In today’s crop production summary report, USDA projects U.S. corn production at a record 13.2 billion bushels, up from 12.9 billion bushels projected in USDA’s December forecast and 1 percent above the previous record of 13.0 billion bushels set in 2007. The corn yield is estimated at a record 165.2 bushels per acre in 2009, 2.3 bushels higher than the December forecast and 4.9 bushels above the previous record of 160.3 bushels per acre set in 2004.

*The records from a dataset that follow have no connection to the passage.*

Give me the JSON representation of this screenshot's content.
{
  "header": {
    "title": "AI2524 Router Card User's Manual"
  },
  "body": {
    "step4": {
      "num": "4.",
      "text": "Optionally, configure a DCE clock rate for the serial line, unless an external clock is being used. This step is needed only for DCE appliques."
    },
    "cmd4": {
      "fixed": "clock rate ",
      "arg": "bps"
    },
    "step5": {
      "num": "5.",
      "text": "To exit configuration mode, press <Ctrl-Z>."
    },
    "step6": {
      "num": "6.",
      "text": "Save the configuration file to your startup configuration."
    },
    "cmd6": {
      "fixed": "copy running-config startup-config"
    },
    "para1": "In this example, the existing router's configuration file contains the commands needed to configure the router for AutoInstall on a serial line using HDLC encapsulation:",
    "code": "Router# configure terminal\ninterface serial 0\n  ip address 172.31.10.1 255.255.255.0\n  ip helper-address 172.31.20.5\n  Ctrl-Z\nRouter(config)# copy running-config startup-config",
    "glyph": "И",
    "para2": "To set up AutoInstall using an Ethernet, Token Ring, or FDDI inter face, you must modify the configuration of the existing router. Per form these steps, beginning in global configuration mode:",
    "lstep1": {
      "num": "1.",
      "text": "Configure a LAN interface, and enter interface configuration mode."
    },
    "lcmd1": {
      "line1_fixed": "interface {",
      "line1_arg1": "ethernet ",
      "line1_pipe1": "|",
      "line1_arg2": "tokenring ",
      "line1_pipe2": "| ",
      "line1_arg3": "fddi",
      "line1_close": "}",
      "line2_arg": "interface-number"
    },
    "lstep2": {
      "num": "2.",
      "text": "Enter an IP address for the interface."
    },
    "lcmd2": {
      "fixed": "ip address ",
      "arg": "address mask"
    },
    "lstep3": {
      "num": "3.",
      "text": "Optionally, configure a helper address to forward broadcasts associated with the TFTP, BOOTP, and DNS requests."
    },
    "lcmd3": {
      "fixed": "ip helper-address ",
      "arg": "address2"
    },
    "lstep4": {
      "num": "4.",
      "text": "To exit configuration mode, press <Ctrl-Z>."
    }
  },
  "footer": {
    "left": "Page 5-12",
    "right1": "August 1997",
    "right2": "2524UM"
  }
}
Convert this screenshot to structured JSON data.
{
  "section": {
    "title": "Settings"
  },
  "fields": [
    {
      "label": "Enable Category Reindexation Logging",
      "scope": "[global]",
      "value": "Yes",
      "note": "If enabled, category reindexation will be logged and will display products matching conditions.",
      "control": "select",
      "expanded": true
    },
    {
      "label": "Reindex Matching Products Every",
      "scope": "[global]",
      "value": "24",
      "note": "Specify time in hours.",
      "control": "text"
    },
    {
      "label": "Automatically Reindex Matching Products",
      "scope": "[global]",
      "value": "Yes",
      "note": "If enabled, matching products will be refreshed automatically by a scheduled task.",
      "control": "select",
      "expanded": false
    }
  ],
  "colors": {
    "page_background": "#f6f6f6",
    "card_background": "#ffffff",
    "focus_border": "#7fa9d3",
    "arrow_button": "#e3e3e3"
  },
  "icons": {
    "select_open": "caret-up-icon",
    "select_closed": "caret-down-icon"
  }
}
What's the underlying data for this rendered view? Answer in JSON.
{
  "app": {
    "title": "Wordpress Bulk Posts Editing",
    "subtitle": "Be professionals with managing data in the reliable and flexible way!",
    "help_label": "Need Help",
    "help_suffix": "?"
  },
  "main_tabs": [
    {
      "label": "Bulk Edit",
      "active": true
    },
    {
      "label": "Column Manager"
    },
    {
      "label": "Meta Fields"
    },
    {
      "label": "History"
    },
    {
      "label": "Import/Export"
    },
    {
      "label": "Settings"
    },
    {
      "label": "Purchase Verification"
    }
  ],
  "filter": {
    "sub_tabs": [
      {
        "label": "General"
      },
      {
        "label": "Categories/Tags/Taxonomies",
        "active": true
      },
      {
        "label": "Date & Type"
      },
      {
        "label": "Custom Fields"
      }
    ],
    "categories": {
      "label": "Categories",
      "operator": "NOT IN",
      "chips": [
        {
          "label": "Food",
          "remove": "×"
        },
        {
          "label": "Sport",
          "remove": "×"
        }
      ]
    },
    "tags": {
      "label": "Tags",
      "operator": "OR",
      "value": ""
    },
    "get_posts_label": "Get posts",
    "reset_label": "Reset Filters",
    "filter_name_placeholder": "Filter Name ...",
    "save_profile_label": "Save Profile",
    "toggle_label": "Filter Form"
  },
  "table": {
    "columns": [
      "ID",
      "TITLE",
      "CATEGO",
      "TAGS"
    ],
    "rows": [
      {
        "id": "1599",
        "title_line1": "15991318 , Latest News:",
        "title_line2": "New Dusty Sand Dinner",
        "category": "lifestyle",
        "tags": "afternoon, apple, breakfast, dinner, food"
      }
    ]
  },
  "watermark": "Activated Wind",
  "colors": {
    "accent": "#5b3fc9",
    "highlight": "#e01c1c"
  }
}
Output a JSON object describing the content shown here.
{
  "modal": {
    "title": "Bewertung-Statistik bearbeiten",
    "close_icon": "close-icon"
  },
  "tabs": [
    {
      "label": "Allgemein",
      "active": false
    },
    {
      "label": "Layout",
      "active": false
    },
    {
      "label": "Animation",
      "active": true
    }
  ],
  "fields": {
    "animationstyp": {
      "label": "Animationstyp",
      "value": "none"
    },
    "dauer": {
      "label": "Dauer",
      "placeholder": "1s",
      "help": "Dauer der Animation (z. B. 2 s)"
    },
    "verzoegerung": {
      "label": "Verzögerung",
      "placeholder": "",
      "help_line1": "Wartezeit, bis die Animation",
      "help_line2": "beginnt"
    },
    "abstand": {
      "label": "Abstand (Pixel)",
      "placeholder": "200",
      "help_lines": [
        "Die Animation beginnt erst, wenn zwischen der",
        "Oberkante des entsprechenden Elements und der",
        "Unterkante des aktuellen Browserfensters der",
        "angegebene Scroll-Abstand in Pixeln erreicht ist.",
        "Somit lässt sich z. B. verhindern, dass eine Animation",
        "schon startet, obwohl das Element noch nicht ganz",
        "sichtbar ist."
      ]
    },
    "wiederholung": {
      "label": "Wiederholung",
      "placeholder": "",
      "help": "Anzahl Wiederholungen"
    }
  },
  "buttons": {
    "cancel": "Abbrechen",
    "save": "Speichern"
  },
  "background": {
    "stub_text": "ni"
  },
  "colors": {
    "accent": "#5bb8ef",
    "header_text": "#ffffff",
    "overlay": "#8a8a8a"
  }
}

The Renewable Fuels Association (RFA) says this proves the amazing productivity of the American farmer. “The unparalleled productivity of America’s farmers continues to amaze even the most skeptical of critics,” said RFA president Bob Dinneen. “Despite unfavorable weather conditions from start to finish, farmers produced considerably more corn than the food, feed, and fuel markets are demanding. Such gains in productivity undermine any claims that U.S. biofuel production will require new lands in other nations to come into production. There can be no question that American farmers have both the capability and the can-do attitude to feed the world while simultaneously helping reduce our nation’s reliance on imported oil.”
For calendar year 2009, the U.S. is expected to produce 10.6 billion gallons of ethanol and more than 30 million metric tons of livestock feed from 3.8 billion bushels of corn.